E fu proprio Pajetta ad accostare nel 1990 la Brigata Maiella ai Mille di Garibaldi che tornavano ripercorrendone la strada ma dal sud a nord. Però Ettore Troilo aveva un altro dono particolarmente diffuso in Abruzzo: la testardaggine. Terminata la vicenda resistenziale si adoperò per venti anni a far ottenere ai suoi uomini quanto Umberto di Savoia, a cui nessuno dei suoi giurò fedeltà, sebbene non richiesto, aveva promesso: la Medaglia d’oro al valor militare. Si dovette attendere il 2 maggio 1965 quando l’allora ministro della Difesa, Giulio Andreotti, finalmente conferì l’onorificenza rendendo il “Gruppo Patrioti della Maiella”, l’unica formazione partigiana a fregiarsi di questo riconoscimento, per tacere delle onorificenze polacche “Virtuti militari” assegnate a singoli.

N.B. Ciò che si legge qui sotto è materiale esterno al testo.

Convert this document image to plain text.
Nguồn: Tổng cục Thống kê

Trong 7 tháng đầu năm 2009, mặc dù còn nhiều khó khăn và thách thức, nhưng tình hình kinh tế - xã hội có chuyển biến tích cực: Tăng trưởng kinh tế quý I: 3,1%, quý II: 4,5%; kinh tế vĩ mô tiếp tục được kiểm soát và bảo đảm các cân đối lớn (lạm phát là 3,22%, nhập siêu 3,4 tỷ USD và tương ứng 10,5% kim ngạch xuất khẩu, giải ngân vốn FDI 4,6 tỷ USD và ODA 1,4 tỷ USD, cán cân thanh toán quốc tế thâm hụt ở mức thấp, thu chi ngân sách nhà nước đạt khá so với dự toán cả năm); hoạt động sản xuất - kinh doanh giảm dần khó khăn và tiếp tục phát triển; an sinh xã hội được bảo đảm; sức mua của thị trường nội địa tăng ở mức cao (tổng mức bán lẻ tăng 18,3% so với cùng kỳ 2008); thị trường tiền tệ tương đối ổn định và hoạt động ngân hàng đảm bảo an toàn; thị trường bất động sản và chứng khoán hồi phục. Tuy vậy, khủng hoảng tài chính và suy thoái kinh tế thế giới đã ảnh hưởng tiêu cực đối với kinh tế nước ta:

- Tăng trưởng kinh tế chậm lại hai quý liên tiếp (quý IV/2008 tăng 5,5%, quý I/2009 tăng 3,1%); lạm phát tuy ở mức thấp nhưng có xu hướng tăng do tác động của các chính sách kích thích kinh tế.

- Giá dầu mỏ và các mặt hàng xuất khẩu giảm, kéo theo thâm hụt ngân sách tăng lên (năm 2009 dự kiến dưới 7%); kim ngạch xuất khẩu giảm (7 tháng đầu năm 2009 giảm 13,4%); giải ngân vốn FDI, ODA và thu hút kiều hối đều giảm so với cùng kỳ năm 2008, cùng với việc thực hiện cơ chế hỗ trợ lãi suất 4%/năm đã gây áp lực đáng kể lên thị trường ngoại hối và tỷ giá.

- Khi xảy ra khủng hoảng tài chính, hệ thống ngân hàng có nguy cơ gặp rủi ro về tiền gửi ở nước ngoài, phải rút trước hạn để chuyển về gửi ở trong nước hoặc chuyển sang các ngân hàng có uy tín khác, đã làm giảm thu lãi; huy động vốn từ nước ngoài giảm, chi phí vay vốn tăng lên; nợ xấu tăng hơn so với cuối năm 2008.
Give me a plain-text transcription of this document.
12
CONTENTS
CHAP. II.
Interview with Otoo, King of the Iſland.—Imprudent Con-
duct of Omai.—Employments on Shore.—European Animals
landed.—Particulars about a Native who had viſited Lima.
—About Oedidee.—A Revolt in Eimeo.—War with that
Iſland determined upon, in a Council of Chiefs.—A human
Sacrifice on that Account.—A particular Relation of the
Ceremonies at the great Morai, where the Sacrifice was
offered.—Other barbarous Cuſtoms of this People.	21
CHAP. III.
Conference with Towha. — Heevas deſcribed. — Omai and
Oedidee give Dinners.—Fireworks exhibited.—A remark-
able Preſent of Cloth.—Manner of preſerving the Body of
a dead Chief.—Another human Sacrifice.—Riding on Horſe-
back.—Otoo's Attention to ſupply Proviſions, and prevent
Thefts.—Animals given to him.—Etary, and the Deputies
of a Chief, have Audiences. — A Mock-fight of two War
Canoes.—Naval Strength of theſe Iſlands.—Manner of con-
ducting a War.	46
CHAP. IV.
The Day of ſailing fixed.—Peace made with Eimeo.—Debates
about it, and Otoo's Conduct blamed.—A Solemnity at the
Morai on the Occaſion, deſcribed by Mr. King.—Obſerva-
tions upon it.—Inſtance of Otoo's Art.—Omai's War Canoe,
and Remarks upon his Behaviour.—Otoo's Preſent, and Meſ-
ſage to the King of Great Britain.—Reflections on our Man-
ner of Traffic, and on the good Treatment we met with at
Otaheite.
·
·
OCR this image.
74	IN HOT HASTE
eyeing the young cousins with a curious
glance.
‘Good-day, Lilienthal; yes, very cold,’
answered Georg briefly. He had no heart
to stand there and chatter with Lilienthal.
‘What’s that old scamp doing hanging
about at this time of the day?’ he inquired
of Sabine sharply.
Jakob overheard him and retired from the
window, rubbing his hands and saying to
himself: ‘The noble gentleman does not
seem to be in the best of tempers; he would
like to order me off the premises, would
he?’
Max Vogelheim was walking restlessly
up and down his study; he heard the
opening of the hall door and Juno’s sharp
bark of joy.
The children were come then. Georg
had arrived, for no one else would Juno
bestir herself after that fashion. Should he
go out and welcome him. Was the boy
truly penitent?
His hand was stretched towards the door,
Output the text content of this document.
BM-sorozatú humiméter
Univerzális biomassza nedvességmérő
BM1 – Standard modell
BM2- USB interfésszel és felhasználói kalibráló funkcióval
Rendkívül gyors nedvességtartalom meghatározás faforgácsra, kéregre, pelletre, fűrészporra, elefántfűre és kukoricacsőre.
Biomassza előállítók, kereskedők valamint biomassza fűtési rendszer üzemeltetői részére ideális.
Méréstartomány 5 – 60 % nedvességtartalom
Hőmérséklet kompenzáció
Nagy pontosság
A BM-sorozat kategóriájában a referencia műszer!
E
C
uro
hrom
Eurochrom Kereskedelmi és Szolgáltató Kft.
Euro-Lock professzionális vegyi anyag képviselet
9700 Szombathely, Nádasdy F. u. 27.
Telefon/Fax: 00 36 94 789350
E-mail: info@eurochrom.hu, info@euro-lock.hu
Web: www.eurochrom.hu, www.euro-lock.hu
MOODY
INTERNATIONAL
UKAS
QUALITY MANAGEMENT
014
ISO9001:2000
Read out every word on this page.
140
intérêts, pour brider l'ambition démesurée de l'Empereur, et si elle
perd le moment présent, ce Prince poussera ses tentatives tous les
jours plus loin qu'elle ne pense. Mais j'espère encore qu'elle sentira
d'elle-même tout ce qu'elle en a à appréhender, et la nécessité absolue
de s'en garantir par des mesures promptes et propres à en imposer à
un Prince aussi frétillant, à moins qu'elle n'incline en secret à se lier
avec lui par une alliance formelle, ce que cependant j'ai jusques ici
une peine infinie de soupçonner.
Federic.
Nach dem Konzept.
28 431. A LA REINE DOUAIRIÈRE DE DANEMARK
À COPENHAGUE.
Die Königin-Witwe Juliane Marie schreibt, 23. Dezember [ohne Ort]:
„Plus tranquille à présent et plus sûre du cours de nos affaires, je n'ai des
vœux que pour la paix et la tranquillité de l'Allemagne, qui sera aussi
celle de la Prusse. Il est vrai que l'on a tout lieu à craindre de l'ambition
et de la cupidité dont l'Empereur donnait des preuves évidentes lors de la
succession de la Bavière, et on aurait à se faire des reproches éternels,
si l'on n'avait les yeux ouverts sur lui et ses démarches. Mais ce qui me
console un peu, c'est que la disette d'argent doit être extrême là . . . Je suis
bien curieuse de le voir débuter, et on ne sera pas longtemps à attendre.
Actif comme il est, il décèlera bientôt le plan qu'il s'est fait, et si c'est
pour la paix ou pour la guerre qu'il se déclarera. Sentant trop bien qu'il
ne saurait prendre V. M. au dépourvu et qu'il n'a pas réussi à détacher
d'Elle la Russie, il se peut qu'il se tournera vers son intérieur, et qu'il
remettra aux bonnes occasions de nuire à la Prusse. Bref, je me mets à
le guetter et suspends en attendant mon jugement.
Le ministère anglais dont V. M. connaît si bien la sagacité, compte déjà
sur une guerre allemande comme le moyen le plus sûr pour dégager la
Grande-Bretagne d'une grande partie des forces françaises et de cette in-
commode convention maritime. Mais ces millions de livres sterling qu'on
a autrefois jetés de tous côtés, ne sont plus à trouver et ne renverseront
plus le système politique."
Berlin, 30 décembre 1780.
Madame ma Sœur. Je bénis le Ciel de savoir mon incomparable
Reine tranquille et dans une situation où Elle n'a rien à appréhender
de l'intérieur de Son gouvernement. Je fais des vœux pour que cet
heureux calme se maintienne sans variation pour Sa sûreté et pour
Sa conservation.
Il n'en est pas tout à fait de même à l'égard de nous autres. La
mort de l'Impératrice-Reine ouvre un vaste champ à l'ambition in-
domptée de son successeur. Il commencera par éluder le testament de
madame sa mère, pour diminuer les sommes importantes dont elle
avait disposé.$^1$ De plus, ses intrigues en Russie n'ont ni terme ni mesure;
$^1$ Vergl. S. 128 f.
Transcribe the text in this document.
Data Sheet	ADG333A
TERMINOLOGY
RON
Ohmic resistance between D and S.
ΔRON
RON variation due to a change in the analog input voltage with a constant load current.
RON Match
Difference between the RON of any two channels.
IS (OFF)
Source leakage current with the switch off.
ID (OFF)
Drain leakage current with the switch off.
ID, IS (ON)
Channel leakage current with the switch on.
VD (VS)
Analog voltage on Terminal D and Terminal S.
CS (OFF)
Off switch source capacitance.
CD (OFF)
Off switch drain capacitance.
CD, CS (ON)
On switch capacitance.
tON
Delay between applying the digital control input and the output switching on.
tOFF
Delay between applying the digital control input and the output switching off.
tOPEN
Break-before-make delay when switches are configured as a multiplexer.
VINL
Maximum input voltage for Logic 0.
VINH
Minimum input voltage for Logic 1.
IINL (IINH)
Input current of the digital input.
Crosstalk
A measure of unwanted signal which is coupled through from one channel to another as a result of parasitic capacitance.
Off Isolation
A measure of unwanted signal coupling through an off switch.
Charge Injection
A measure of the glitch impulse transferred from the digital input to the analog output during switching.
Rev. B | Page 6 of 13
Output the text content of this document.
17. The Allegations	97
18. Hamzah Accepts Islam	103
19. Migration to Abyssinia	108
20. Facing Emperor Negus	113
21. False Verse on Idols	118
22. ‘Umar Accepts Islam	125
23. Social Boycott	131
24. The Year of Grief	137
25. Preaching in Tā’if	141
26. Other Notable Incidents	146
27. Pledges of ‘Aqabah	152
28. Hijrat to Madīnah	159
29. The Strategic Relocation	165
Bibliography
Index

Oggi due lapidi segnano idealmente la storia della formazione: una a Torricella Peligna ricorda il rastrellamento da cui ebbe origine il tutto, l’altra a Brisighella ricorda il giorno dello scioglimento; in mezzo, idealmente, vi è il sacrario dei caduti a Taranta Peligna (Chieti) visitato nel 2001 da quello che era stato un giovane ufficiale in fuga verso le linee britanniche e passato da Casoli, Carlo Azeglio Ciampi.
Un’ultima annotazione, ma fondamentale. I “maiellini” possedevano una visione dello scontro diametralmente opposta a quella nazista; la guerra non era fatta con odio, non si doveva odiare il nemico, lo si combatteva, strenuamente, ma non lo si odiava. C’è un episodio significativo. Si svolge sul torrente Sintria, vicino a Brisighella. C’è uno scontro con i tedeschi, un loro sottufficiale resta ferito e i suoi camerati non lo soccorrono perché nella terra di nessuno. Quattro partigiani lo vanno a salvare e uno di loro viene ucciso dai tedeschi. Penso che questo episodio renda ragione del modo di combattere della Brigata Maiella. Questo combattere senza odio ritorna nelle parole di Domenico Troilo (la cui madre, ricordo, era stata uccisa con una sventagliata di mitra in faccia). Allo storico che lo intervistava per scrivere un libro sulla formazione disse: “Che non sia una cosa eroica, perché noi non eravamo eroi” e in tempi in cui la parola eroe è talmente usata da diventare insignificante, questa ritrosia, orgoglio, assenza di retorica è una boccata d’aria pura come l’aria che si respira su quei monti dove tutto ebbe inizio.